Python retrieved data from database which is encoded by Latin1_swedish_ci in MySQL

789 views Asked by At

I have a database storing text with Latin1_swedish_ci. If I retrieved the data from this database by php (encoding in utf-8), I got the correct result

Here is the result:

measured at Dungsha coraisland (20°42’N, 116°43’E) during the South China Sea Monsoon Experiment (May-June 1998) have been calibrated and compared with radiative transfer calculations for three clear-sky days.

However, when I use python with mysql connector, I got the wrong result!

Here is the result:

Downward total solar fluxes measured at Dungsha coraisland (20¢X42¡¦N, 116¢X43¡¦E) during the South China Sea Monsoon Experiment (May-June 1998) have been calibrated and compared with radiative transfer calculations for three clear-sky days.

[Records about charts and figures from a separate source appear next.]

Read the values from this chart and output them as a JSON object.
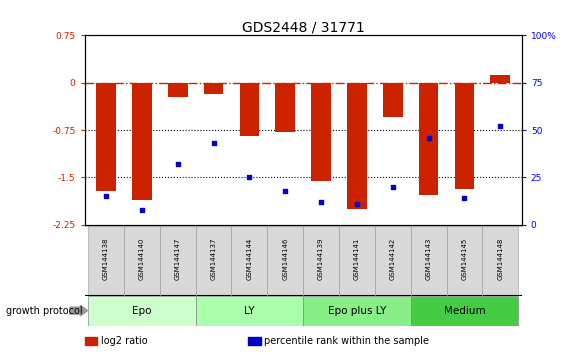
{
  "title": "GDS2448 / 31771",
  "samples": [
    "GSM144138",
    "GSM144140",
    "GSM144147",
    "GSM144137",
    "GSM144144",
    "GSM144146",
    "GSM144139",
    "GSM144141",
    "GSM144142",
    "GSM144143",
    "GSM144145",
    "GSM144148"
  ],
  "log2_ratio": [
    -1.72,
    -1.85,
    -0.22,
    -0.18,
    -0.85,
    -0.78,
    -1.55,
    -2.0,
    -0.55,
    -1.78,
    -1.68,
    0.12
  ],
  "percentile_rank": [
    15,
    8,
    32,
    43,
    25,
    18,
    12,
    11,
    20,
    46,
    14,
    52
  ],
  "ylim_left": [
    -2.25,
    0.75
  ],
  "ylim_right": [
    0,
    100
  ],
  "yticks_left": [
    -2.25,
    -1.5,
    -0.75,
    0,
    0.75
  ],
  "yticks_right": [
    0,
    25,
    50,
    75,
    100
  ],
  "hline_y": 0,
  "dotted_lines": [
    -0.75,
    -1.5
  ],
  "groups": [
    {
      "label": "Epo",
      "start": 0,
      "end": 3,
      "color": "#ccffcc"
    },
    {
      "label": "LY",
      "start": 3,
      "end": 6,
      "color": "#aaffaa"
    },
    {
      "label": "Epo plus LY",
      "start": 6,
      "end": 9,
      "color": "#88ee88"
    },
    {
      "label": "Medium",
      "start": 9,
      "end": 12,
      "color": "#44cc44"
    }
  ],
  "bar_color": "#cc2200",
  "dot_color": "#0000cc",
  "bar_width": 0.55,
  "growth_protocol_label": "growth protocol",
  "legend_items": [
    {
      "color": "#cc2200",
      "label": "log2 ratio"
    },
    {
      "color": "#0000cc",
      "label": "percentile rank within the sample"
    }
  ],
  "hline_color": "#cc2200",
  "dotted_color": "#000000",
  "title_fontsize": 10,
  "tick_fontsize": 6.5,
  "label_fontsize": 7,
  "group_label_fontsize": 7.5,
  "sample_fontsize": 5.0
}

Currently,part of my codes look like this:

cnx = mysql.connector.connect(host ='localhost',user='root', database='tao',charset='utf8',use_unicode='true')
f = io.open("upload.xml",'w',encoding='utf-8')
f.write(row[dic['abs']]+"\n")

Can someone help me? I need to retrieve all the data from the database by Python and output them into the xml file

Moreover, I am wondering why I can successfully get the correct result (20°42’N, 116°43’E) by php's echo? I have already check the data by using mysql> select..., and the result is also like this 20¢X42¡¦N, 116¢X43¡¦E.

1

There are 1 answers

4
Rick James On

Yikes! I think you went through both latin1 and big5 character sets.
3230A2583432A1A64E is hex for 20¢X42¡¦N in CHARACETER SET latin1
3230A2583432A1A64E is hex for 20°42’N in CHARACETER SET big5
3230C2B03432E280994E is hex for 20°42’N in CHARACETER SET utf8, which (I guess) is what you wanted stored.

It is enough of a nightmare to deal with both latin1 and utf8. But throwing big5 into the mix makes my head spin.

The connection to mysql is willing to convert from whatever encoding you have into whatever you stated for the table/column. But you must state it correctly.

I think you had big5 data coming in, but you claimed it was latin1.